Supremo fixa prazo de seis meses na ADI sobre ocupação de cargos de defensores públicos mineiros

Por oito votos a dois, o Plenário do Supremo Tribunal Federal (STF) decidiu nesta quarta-feira (24) manter em seus cargos, por até seis meses, contados da data de hoje, 126 defensores públicos mineiros que exercem a função sem terem sido aprovados em concurso específico para o cargo. Até lá, caberá ao governo mineiro prover legalmente esses cargos.

Na semana passada, o Plenário declarou inconstitucionais os artigos 140, caput e parágrafo único, e 141, da Lei Complementar nº 65/2003; o artigo 55, caput e parágrafo único, da Lei 15.788/2005, e o artigo 135, caput e parágrafo 2º, da Lei 15.961/2005, todas elas de Minas Gerais, que efetivavam os mencionados 126 ocupantes não especificamente aprovados em concursos para o cargo de defensor público.
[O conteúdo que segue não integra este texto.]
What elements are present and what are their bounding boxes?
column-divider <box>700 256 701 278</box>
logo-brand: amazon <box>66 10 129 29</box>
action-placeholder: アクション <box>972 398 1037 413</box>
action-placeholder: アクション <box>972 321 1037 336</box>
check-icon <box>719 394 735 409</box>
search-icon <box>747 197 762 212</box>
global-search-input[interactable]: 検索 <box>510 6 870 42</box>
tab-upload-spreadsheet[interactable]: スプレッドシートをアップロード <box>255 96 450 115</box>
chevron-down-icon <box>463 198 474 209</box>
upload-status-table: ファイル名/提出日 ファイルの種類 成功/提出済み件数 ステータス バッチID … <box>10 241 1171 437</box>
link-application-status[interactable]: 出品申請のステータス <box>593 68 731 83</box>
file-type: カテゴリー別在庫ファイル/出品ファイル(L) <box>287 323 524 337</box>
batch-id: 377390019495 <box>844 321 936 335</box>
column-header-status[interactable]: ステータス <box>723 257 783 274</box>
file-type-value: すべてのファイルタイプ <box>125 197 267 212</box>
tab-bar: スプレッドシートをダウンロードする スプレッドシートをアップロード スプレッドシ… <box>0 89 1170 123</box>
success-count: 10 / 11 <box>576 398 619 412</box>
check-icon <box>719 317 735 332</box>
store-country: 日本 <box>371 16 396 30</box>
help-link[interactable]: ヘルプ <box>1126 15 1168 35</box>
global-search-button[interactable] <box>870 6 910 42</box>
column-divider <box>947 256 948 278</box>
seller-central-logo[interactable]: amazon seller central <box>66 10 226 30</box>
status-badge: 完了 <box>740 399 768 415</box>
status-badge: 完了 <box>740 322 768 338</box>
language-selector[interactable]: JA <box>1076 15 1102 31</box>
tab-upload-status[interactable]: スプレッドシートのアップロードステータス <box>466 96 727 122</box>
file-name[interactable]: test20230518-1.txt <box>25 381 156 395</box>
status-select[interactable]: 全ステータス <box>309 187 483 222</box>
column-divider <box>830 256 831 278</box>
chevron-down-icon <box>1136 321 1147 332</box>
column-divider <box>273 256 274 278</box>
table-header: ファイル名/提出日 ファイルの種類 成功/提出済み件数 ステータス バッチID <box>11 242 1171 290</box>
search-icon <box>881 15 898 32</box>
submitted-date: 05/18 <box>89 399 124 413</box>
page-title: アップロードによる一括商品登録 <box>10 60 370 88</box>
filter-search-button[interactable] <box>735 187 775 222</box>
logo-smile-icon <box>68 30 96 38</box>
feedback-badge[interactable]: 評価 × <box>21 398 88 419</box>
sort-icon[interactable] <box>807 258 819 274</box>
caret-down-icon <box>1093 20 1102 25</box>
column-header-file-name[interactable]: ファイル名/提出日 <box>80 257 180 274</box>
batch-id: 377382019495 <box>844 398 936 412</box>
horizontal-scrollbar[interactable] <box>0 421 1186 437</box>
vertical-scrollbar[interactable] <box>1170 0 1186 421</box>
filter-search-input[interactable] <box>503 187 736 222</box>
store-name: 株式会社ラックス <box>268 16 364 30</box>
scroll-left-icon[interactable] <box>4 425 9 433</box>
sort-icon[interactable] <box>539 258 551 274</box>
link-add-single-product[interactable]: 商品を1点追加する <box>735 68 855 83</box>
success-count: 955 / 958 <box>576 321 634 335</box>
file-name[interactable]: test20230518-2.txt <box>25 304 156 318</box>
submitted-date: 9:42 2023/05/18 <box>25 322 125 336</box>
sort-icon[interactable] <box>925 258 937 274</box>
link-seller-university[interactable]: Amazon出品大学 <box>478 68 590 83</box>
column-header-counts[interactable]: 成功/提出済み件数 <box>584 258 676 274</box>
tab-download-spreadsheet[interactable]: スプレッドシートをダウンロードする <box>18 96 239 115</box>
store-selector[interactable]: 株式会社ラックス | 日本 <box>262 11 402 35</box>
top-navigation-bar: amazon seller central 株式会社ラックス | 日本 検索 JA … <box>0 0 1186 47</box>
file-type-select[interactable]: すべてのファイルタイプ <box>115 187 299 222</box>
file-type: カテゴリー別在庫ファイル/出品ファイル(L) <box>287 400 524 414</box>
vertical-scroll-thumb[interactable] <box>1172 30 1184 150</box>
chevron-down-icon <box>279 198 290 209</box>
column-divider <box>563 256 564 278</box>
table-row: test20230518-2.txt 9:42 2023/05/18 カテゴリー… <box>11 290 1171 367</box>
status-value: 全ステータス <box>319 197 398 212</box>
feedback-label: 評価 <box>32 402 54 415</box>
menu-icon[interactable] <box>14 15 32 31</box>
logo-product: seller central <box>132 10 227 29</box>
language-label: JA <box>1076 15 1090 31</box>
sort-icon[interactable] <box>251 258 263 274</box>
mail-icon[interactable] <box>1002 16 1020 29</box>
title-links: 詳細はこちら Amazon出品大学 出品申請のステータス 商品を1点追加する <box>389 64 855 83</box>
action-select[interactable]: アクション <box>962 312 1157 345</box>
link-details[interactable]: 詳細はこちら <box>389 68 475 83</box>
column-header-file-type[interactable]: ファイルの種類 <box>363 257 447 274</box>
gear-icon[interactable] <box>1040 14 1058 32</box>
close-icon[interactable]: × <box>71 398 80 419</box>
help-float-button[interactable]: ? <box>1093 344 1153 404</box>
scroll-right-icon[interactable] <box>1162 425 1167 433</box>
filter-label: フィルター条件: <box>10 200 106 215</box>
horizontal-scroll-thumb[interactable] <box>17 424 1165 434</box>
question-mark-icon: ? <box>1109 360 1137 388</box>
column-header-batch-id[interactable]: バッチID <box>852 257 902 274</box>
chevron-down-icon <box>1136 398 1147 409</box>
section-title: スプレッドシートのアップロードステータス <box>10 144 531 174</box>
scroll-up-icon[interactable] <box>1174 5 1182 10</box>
Após essa decisão quanto ao mérito da Ação Direta de Inconstitucionalidade (ADI) 3819, o ministro Eros Grau, relator do caso, propôs a modulação (validade) dos efeitos da decisão, mantendo os defensores no cargo por um período de 24 meses, contados do trânsito em julgado da decisão. A questão provocou divergências, sobretudo do ministro Joaquim Barbosa e dos ministros Cezar Peluso e Ricardo Lewandowski, que votaram pela declaração da inconstitucionalidade das leis, desde a sua criação, uma vez que elas contrariam dispositivo constitucional que só permite a admissão de servidor público por concurso. Joaquim Barbosa informou, a propósito, que já havia 147 novos defensores aprovados no 5º concurso público realizado pelo governo mineiro para a função e homologado há dois meses.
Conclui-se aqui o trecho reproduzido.